Fig. 4.. GEP-NET–intrinsic myeloid cells express targetable immunosuppressive ligands.

(A) UMAP of myeloid cells (top) from all tumors, colored and labeled by myeloid cell subtype. Barplot (bottom) displays myeloid cell type proportion by sample. (B) Dotplot of percentage of each myeloid subtype expressing immunosuppressive ligand genes. (C) Two-dimensional butterfly plot visualizations of relative metamodule scores of top MSigDB Hallmark Pathways (TNF-α, “TNFA Signaling Via NFKB;” IFN-γ, “Interferon Gamma Response;” IL-2/STAT5, “IL2 STAT5 Signaling;” and complement = “Complement”) in all GEP-NET–associated macrophages (left) and separated by TAM subtype (right). (D) Violin plot of VISION scores of M1 macrophage– and M2 macrophage–associated gene signatures, grouped by TAM subtype. (E) Heatmaps of scaled, normalized, and averaged expression of top differentially expressed genes between GEP-NET sites within each TAM subtype (left, FOLR2-hi TAMs and right, SELENOP-hi TAMs). (F) Graphical summary of differential chemokine expression patterns between TAMs from GEP-NETs at different anatomical sites.

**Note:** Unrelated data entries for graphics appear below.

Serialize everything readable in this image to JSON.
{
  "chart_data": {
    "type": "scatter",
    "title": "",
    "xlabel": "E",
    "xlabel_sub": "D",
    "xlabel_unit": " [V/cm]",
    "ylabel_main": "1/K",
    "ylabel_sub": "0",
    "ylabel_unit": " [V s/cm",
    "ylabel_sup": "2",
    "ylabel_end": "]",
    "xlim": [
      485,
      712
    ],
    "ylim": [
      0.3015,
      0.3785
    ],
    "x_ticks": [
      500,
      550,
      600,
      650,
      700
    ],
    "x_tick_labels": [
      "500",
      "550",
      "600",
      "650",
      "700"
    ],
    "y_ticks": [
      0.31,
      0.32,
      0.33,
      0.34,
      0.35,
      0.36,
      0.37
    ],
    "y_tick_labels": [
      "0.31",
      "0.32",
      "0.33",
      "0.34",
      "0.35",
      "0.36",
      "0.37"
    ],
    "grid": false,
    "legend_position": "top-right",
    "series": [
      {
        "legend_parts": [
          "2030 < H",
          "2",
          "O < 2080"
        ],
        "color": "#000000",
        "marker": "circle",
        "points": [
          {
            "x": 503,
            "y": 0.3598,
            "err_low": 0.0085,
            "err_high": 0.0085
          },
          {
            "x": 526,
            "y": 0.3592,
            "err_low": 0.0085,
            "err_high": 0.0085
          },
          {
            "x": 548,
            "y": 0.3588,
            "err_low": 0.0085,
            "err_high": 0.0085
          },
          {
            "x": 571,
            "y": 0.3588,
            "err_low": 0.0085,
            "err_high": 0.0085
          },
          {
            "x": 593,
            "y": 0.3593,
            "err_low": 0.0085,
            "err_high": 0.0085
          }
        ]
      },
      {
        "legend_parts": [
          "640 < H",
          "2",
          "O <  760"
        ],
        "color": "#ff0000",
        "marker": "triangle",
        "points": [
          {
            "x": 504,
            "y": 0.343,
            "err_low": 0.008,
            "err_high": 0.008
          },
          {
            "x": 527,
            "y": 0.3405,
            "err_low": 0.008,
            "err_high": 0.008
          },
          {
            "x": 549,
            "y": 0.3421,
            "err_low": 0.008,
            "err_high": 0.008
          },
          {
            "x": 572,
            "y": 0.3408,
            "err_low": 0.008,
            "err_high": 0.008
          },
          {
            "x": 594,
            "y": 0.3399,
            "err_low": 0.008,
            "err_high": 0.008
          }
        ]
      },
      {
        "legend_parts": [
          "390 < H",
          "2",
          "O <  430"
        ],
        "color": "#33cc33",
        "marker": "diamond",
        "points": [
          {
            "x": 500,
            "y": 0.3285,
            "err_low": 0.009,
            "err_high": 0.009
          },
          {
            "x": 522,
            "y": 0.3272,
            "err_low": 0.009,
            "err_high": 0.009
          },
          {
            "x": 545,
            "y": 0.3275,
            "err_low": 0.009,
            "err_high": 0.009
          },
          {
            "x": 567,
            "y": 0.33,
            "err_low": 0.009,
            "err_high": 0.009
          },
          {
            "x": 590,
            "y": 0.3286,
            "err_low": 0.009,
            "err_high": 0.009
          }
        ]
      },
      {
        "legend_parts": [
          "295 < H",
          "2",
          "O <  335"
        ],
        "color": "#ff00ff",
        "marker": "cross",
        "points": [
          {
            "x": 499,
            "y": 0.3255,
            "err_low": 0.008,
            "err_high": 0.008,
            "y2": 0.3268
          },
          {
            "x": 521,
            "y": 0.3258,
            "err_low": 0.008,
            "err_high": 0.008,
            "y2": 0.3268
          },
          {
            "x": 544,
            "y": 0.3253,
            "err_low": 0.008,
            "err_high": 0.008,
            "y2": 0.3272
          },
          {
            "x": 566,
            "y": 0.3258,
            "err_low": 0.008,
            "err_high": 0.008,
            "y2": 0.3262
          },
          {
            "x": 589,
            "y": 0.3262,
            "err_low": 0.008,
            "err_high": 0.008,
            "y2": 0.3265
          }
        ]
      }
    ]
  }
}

Fig. 5.. scRNA-seq reveals intratumoral heterogeneity and evolution dynamics in GEP-NETs.

(A) UMAP of malignant and immune cells from a primary siNET (sinet2) and its paired liver metastasis from the same patient (sinet3). Cells are colored by cancer or immune cell type. Tumor cells are represented by the clusters within the dashed oval. (B) UMAP of only tumor cells from sinet2 and sinet3, colored by Louvain cluster. (C) Donut plots representing percentage of cells found in each cluster from (B) for sinet2 and sinet3. Plots are colored by clusters as in (B). (D) Heatmap of scaled, normalized, and averaged expression of the top 10 differentially expressed genes between tumor clusters from (B). (E) Copy number alteration profiles of sinet2 and sinet3. Tumor subclones are indicated by color bars on the left-hand side of each plot. (F) GSEA of epithelial-mesenchymal transition (top) and KRAS signaling up (bottom) transcriptional signatures in clone 1 cells compared to clone 2 cells from sample sinet2.